Secondary bonegrafting in unilateral cleft lip palate patients: indications and treatment procedure.

作者信息

Enemark H, Krantz-Simonsen E, Schramm J E

出版信息

Int J Oral Surg. 1985 Feb;14(1):2-10. doi: 10.1016/s0300-9785(85)80003-x.

Abstract

A consecutive series of 62 complete unilateral cleft lip and palate patients were investigated with respect to indication for a secondary bone grafting. 2 major indications for secondary bone grafting were established. One was a symptomatic oro-nasal fistula, the other one being a bony defect in the alveolar process, which could impair orthodontic treatment and prosthodontic rehabilitation in the cleft area. The average age for bonegrafting was 12 years.
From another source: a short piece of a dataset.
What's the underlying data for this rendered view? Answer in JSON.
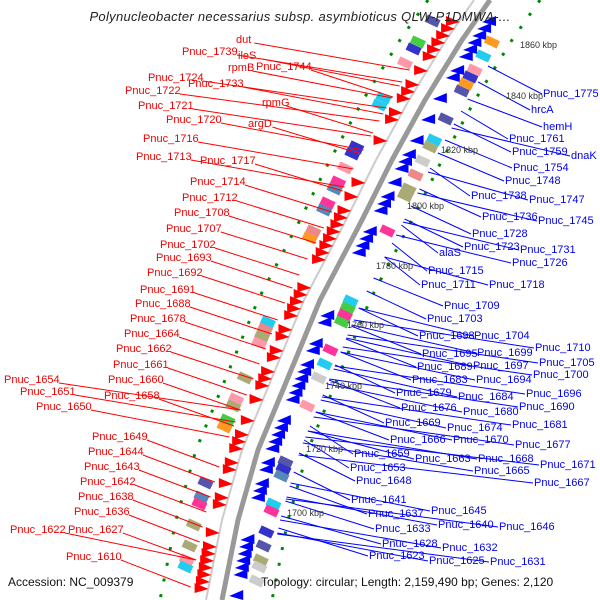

After surgery, fistula-related discomfort was eliminated and speech disorders were drastically reduced. Orthodontic uprighting of teeth and correction of mid-line deviations indicated in 50% of the patients were facilitated. In 10% of the cases with extensive defects in the alveolar process, the graft enhanced the possibility for later prosthodontic treatment. Secondarily, periodontal conditions improved. When bonegrafting was performed before canine eruption, total dental rehabilitation by orthodontic treatment was often sufficient, thus decreasing the need for later prosthodontic restoration of the cleft area. Patients who had surgery after eruption of the cleft side canine exhibited more complications. The optimal treatment sequence therefore appears to be transversal expansion of the maxilla in the late mixed dentition, followed by bone grafting. Maxillary expansion must be retained until final orthodontic and prosthodontic treatment is carried out.

摘要

对连续62例完全性单侧唇腭裂患者进行了二期植骨指征的研究。确定了二期植骨的2个主要指征。一个是有症状的口鼻瘘,另一个是牙槽突的骨缺损,这可能会影响腭裂区域的正畸治疗和修复治疗。植骨的平均年龄为12岁。手术后,与瘘相关的不适消除,言语障碍大幅减少。50%的患者牙齿的正畸直立和中线偏差的矫正变得更容易。在10%牙槽突有广泛缺损的病例中,植骨增加了后期修复治疗的可能性。其次,牙周状况得到改善。当在尖牙萌出前进行植骨时,通过正畸治疗进行全牙列修复通常就足够了,从而减少了后期腭裂区域修复治疗的需求。在腭裂侧尖牙萌出后进行手术的患者出现了更多并发症。因此,最佳治疗顺序似乎是在混合牙列后期对上颌进行横向扩展,然后进行植骨。上颌扩展必须保持到最终的正畸和修复治疗完成。